Intriguing article. Sometimes practical issues override theoretical ones, and it would be interesting to see which one dominates in networking.
(side note: does anyone else get thrown off by the Epilogue font? It looks very wide in some cases and very narrow in others... makes me want to override it with Stylus if my employer hadn't blocked browser extensions for security reasons, which raises the question of why I am even reading the article on this computer....)
I can only recommend (for all Germans here) this video from "dorfuchs":
https://youtu.be/3ge-AywiFxs?si=TbcRsBNkzGhpOxQ4&t=842
(timestamped=) He shows a derivation that at best, a sorting algorithm can do is O(n log(n)) for n real positive numbers.
I struggle to see the point. The paper in question doesn't claim to be practically faster or to want to "replace" Dijkstra, they are just saying "we got a better big-O" and I don't see any reason to doubt they're wrong about that.
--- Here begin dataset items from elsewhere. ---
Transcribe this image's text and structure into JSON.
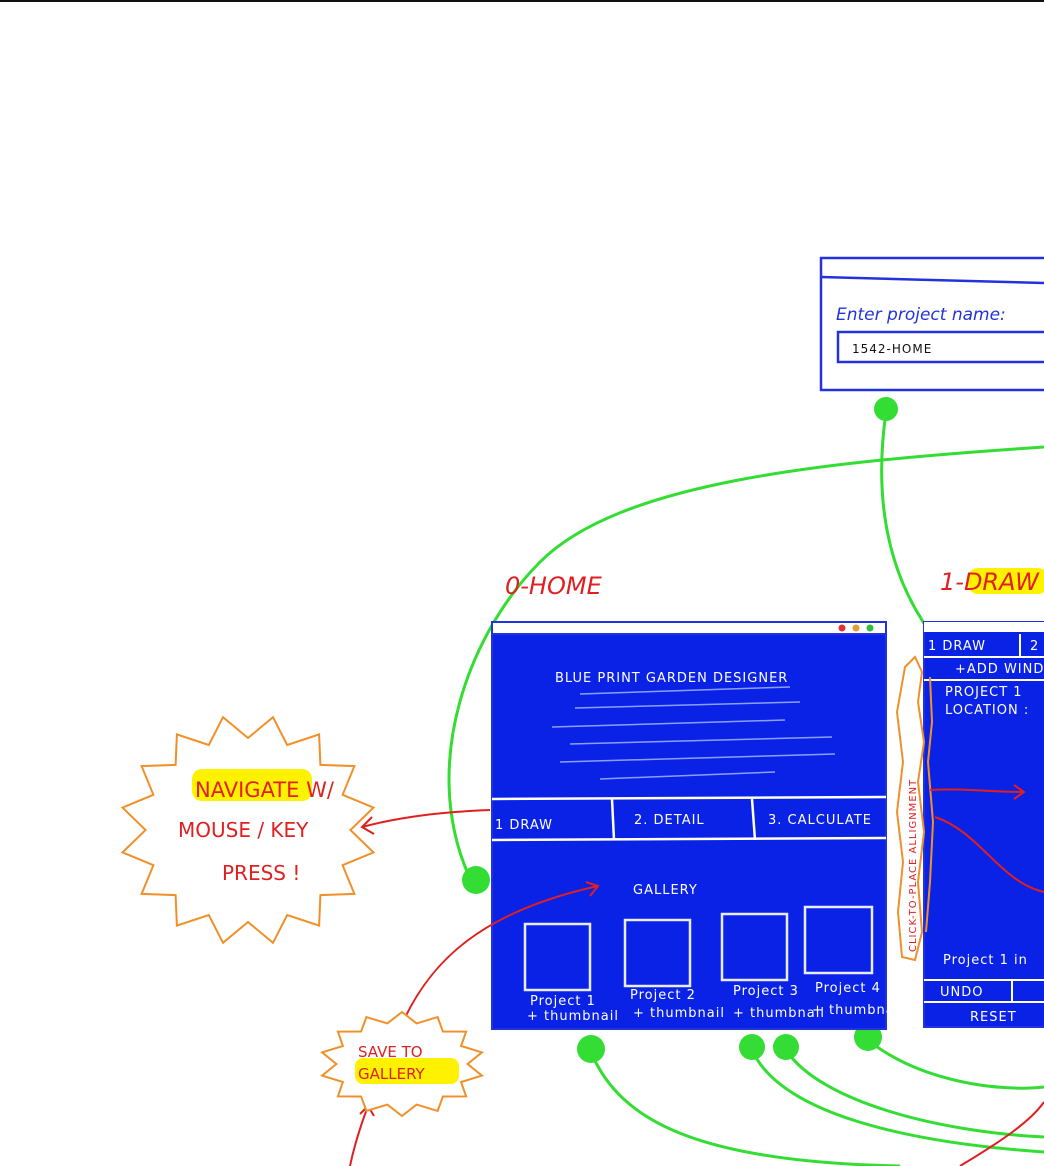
{
  "colors": {
    "blueprint": "#0a22e6",
    "annotation_red": "#e02020",
    "flow_green": "#33dd33",
    "callout_orange": "#f0902a",
    "highlight_yellow": "#fff200"
  },
  "project_dialog": {
    "prompt": "Enter project name:",
    "input_value": "1542-HOME"
  },
  "screens": {
    "home": {
      "label": "0-HOME",
      "window_dots": [
        "#e03030",
        "#e0a030",
        "#30c030"
      ],
      "title": "BLUE PRINT GARDEN DESIGNER",
      "nav": [
        "1 DRAW",
        "2. DETAIL",
        "3. CALCULATE"
      ],
      "gallery_title": "GALLERY",
      "gallery": [
        {
          "name": "Project 1",
          "sub": "+ thumbnail"
        },
        {
          "name": "Project 2",
          "sub": "+ thumbnail"
        },
        {
          "name": "Project 3",
          "sub": "+ thumbnail"
        },
        {
          "name": "Project 4",
          "sub": "+ thumbnail"
        }
      ]
    },
    "draw": {
      "label_prefix": "1-",
      "label_highlight": "DRAW",
      "tab": "1 DRAW",
      "tab2": "2",
      "add_window": "+ADD WINDOW",
      "project": "PROJECT 1",
      "location": "LOCATION :",
      "footer": "Project 1 in",
      "undo": "UNDO",
      "reset": "RESET"
    }
  },
  "callouts": {
    "navigate": {
      "highlight": "NAVIGATE",
      "line1_rest": " W/",
      "line2": "MOUSE / KEY",
      "line3": "PRESS !"
    },
    "save": {
      "line1": "SAVE TO",
      "highlight": "GALLERY"
    },
    "alignment": "CLICK-TO-PLACE ALLIGNMENT"
  }
}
It's actually common for algorithms with a lower asymptotic complexity to be worse in practice, a classic example is matrix multiplication.
Also please, please, can we stop with the "eww, math" reactions?
> The new approach claims order (m log^(2/3) n) which is clearly going to be less for large enough n. (I had to take a refresher course on log notation before I could even write that sentence with any confidence.)
I'm sure the author is just exaggerating, he's clearly very competent, but it's a sentence with the vibes of "I can't do 7x8 without a calculator."